Zweites Abenteuer. Von Siegfrieden

Von Siegfrieden.

20

Da wuchs im Niederlande | eines edeln Königs Kind,

Siegmund hieß sein Vater, | die Mutter Siegelind,

In einer mächtgen Veste, | weithin wohlbekannt,

Unten am Rheine, | Xanten war sie genannt.

21

Ich sag euch von dem Degen, | wie so schön er ward.

Er war vor allen Schanden | immer wohl bewahrt.

Stark und hohes Namens | ward bald der kühne Mann:

Hei! was er großer Ehren | auf dieser Erde gewann!

22

Siegfried ward geheißen | der edle Degen gut.

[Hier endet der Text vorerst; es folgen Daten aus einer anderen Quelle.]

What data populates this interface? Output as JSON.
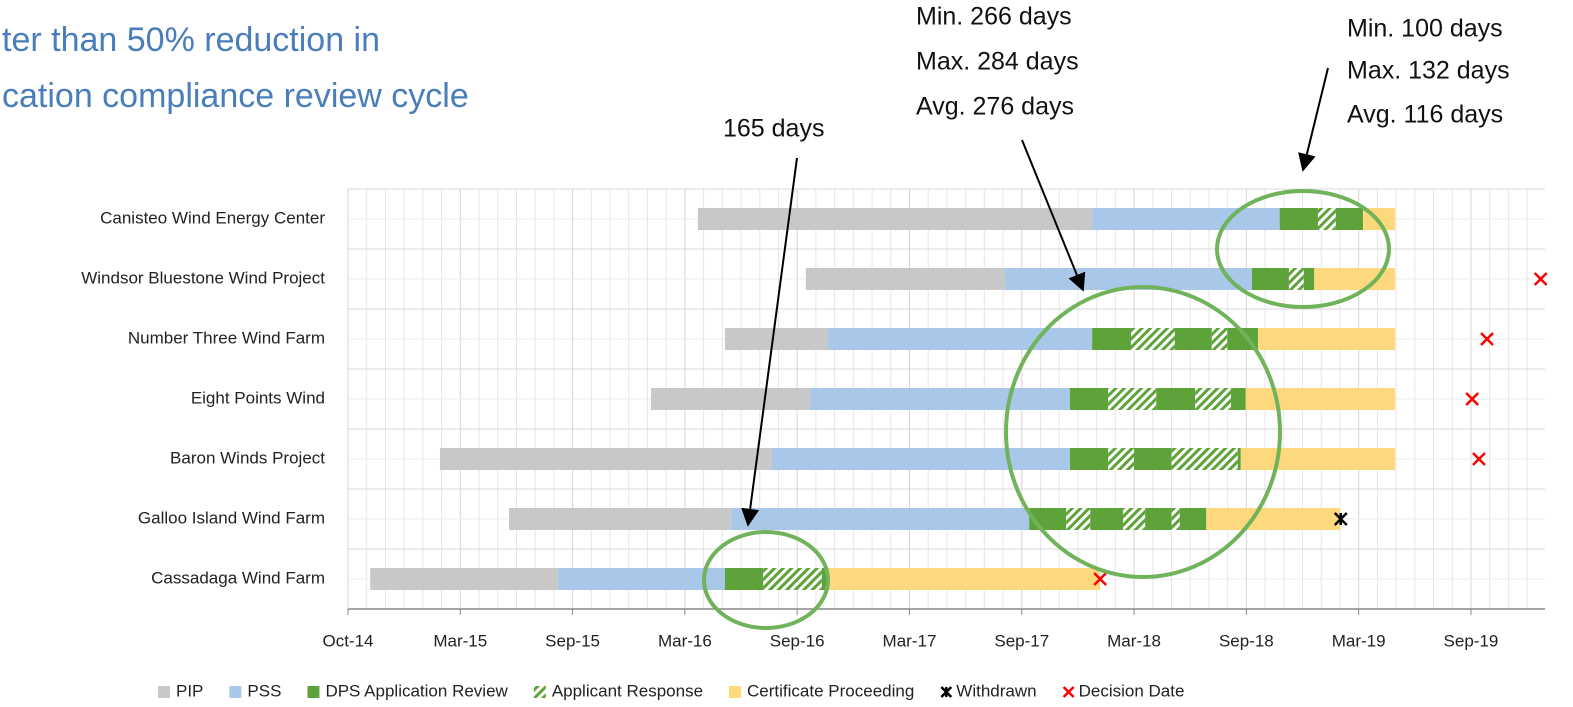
{
  "chart_data": {
    "type": "gantt",
    "title_lines": [
      "ter than 50% reduction in",
      "cation compliance review cycle"
    ],
    "annotations": [
      "165 days",
      "Min. 266 days",
      "Max. 284 days",
      "Avg. 276 days",
      "Min. 100 days",
      "Max. 132 days",
      "Avg. 116 days"
    ],
    "xlim": [
      0,
      1940
    ],
    "xticks": [
      {
        "value": 0,
        "label": "Oct-14"
      },
      {
        "value": 182,
        "label": "Mar-15"
      },
      {
        "value": 364,
        "label": "Sep-15"
      },
      {
        "value": 546,
        "label": "Mar-16"
      },
      {
        "value": 728,
        "label": "Sep-16"
      },
      {
        "value": 910,
        "label": "Mar-17"
      },
      {
        "value": 1092,
        "label": "Sep-17"
      },
      {
        "value": 1274,
        "label": "Mar-18"
      },
      {
        "value": 1456,
        "label": "Sep-18"
      },
      {
        "value": 1638,
        "label": "Mar-19"
      },
      {
        "value": 1820,
        "label": "Sep-19"
      }
    ],
    "grid": true,
    "legend": "bottom",
    "series": [
      {
        "name": "PIP",
        "color": "#c8c8c8"
      },
      {
        "name": "PSS",
        "color": "#a9c7e8"
      },
      {
        "name": "DPS Application Review",
        "color": "#5ea33a"
      },
      {
        "name": "Applicant Response",
        "color": "#5ea33a",
        "hatch": true
      },
      {
        "name": "Certificate Proceeding",
        "color": "#fdd87c"
      }
    ],
    "markers": [
      {
        "name": "Withdrawn",
        "symbol": "asterisk",
        "color": "#000000"
      },
      {
        "name": "Decision Date",
        "symbol": "x",
        "color": "#ff0000"
      }
    ],
    "rows": [
      {
        "name": "Canisteo Wind Energy Center",
        "segments": [
          {
            "series": 0,
            "start": 567,
            "end": 1206
          },
          {
            "series": 1,
            "start": 1206,
            "end": 1510
          },
          {
            "series": 2,
            "start": 1510,
            "end": 1572
          },
          {
            "series": 3,
            "start": 1572,
            "end": 1601
          },
          {
            "series": 2,
            "start": 1601,
            "end": 1645
          },
          {
            "series": 4,
            "start": 1645,
            "end": 1697
          }
        ],
        "marks": []
      },
      {
        "name": "Windsor Bluestone Wind Project",
        "segments": [
          {
            "series": 0,
            "start": 742,
            "end": 1065
          },
          {
            "series": 1,
            "start": 1065,
            "end": 1465
          },
          {
            "series": 2,
            "start": 1465,
            "end": 1525
          },
          {
            "series": 3,
            "start": 1525,
            "end": 1549
          },
          {
            "series": 2,
            "start": 1549,
            "end": 1566
          },
          {
            "series": 4,
            "start": 1566,
            "end": 1697
          }
        ],
        "marks": [
          {
            "marker": 1,
            "x": 1933
          }
        ]
      },
      {
        "name": "Number Three Wind Farm",
        "segments": [
          {
            "series": 0,
            "start": 611,
            "end": 778
          },
          {
            "series": 1,
            "start": 778,
            "end": 1206
          },
          {
            "series": 2,
            "start": 1206,
            "end": 1269
          },
          {
            "series": 3,
            "start": 1269,
            "end": 1340
          },
          {
            "series": 2,
            "start": 1340,
            "end": 1400
          },
          {
            "series": 3,
            "start": 1400,
            "end": 1425
          },
          {
            "series": 2,
            "start": 1425,
            "end": 1475
          },
          {
            "series": 4,
            "start": 1475,
            "end": 1697
          }
        ],
        "marks": [
          {
            "marker": 1,
            "x": 1846
          }
        ]
      },
      {
        "name": "Eight Points Wind",
        "segments": [
          {
            "series": 0,
            "start": 491,
            "end": 749
          },
          {
            "series": 1,
            "start": 749,
            "end": 1170
          },
          {
            "series": 2,
            "start": 1170,
            "end": 1232
          },
          {
            "series": 3,
            "start": 1232,
            "end": 1310
          },
          {
            "series": 2,
            "start": 1310,
            "end": 1373
          },
          {
            "series": 3,
            "start": 1373,
            "end": 1431
          },
          {
            "series": 2,
            "start": 1431,
            "end": 1455
          },
          {
            "series": 4,
            "start": 1455,
            "end": 1697
          }
        ],
        "marks": [
          {
            "marker": 1,
            "x": 1822
          }
        ]
      },
      {
        "name": "Baron Winds Project",
        "segments": [
          {
            "series": 0,
            "start": 149,
            "end": 687
          },
          {
            "series": 1,
            "start": 687,
            "end": 1170
          },
          {
            "series": 2,
            "start": 1170,
            "end": 1232
          },
          {
            "series": 3,
            "start": 1232,
            "end": 1274
          },
          {
            "series": 2,
            "start": 1274,
            "end": 1335
          },
          {
            "series": 3,
            "start": 1335,
            "end": 1442
          },
          {
            "series": 2,
            "start": 1442,
            "end": 1447
          },
          {
            "series": 4,
            "start": 1447,
            "end": 1697
          }
        ],
        "marks": [
          {
            "marker": 1,
            "x": 1833
          }
        ]
      },
      {
        "name": "Galloo Island Wind Farm",
        "segments": [
          {
            "series": 0,
            "start": 261,
            "end": 621
          },
          {
            "series": 1,
            "start": 621,
            "end": 1104
          },
          {
            "series": 2,
            "start": 1104,
            "end": 1164
          },
          {
            "series": 3,
            "start": 1164,
            "end": 1203
          },
          {
            "series": 2,
            "start": 1203,
            "end": 1256
          },
          {
            "series": 3,
            "start": 1256,
            "end": 1292
          },
          {
            "series": 2,
            "start": 1292,
            "end": 1335
          },
          {
            "series": 3,
            "start": 1335,
            "end": 1348
          },
          {
            "series": 2,
            "start": 1348,
            "end": 1391
          },
          {
            "series": 4,
            "start": 1391,
            "end": 1608
          }
        ],
        "marks": [
          {
            "marker": 0,
            "x": 1609
          }
        ]
      },
      {
        "name": "Cassadaga Wind Farm",
        "segments": [
          {
            "series": 0,
            "start": 36,
            "end": 340
          },
          {
            "series": 1,
            "start": 340,
            "end": 611
          },
          {
            "series": 2,
            "start": 611,
            "end": 673
          },
          {
            "series": 3,
            "start": 673,
            "end": 768
          },
          {
            "series": 2,
            "start": 768,
            "end": 778
          },
          {
            "series": 4,
            "start": 778,
            "end": 1219
          }
        ],
        "marks": [
          {
            "marker": 1,
            "x": 1219
          }
        ]
      }
    ]
  }
}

Er erprobte viel der Recken | in hochbeherztem Muth.

Seine Stärke führt' ihn | in manches fremde Land: Hei! was er schneller Degen | bei den Burgunden fand!

23

Bevor der kühne Degen | voll erwuchs zum Mann,

Da hatt er solche Wunder | mit seiner Hand gethan,

Davon man immer wieder | singen mag und sagen;

Wir müßen viel verschweigen | von ihm in heutigen Tagen.

24

In seinen besten Zeiten, | bei seinen jungen Tagen

Mochte man viel Wunder | von Siegfrieden sagen,

Wie Ehr an ihm erblühte | und wie schön er war zu schaun:

Drum dachten sein in Minne | viel der waidlichen Fraun.

25

Man erzog ihn mit dem Fleiße, | wie ihm geziemend war;

Was ihm Zucht und Sitte | der eigne Sinn gebar!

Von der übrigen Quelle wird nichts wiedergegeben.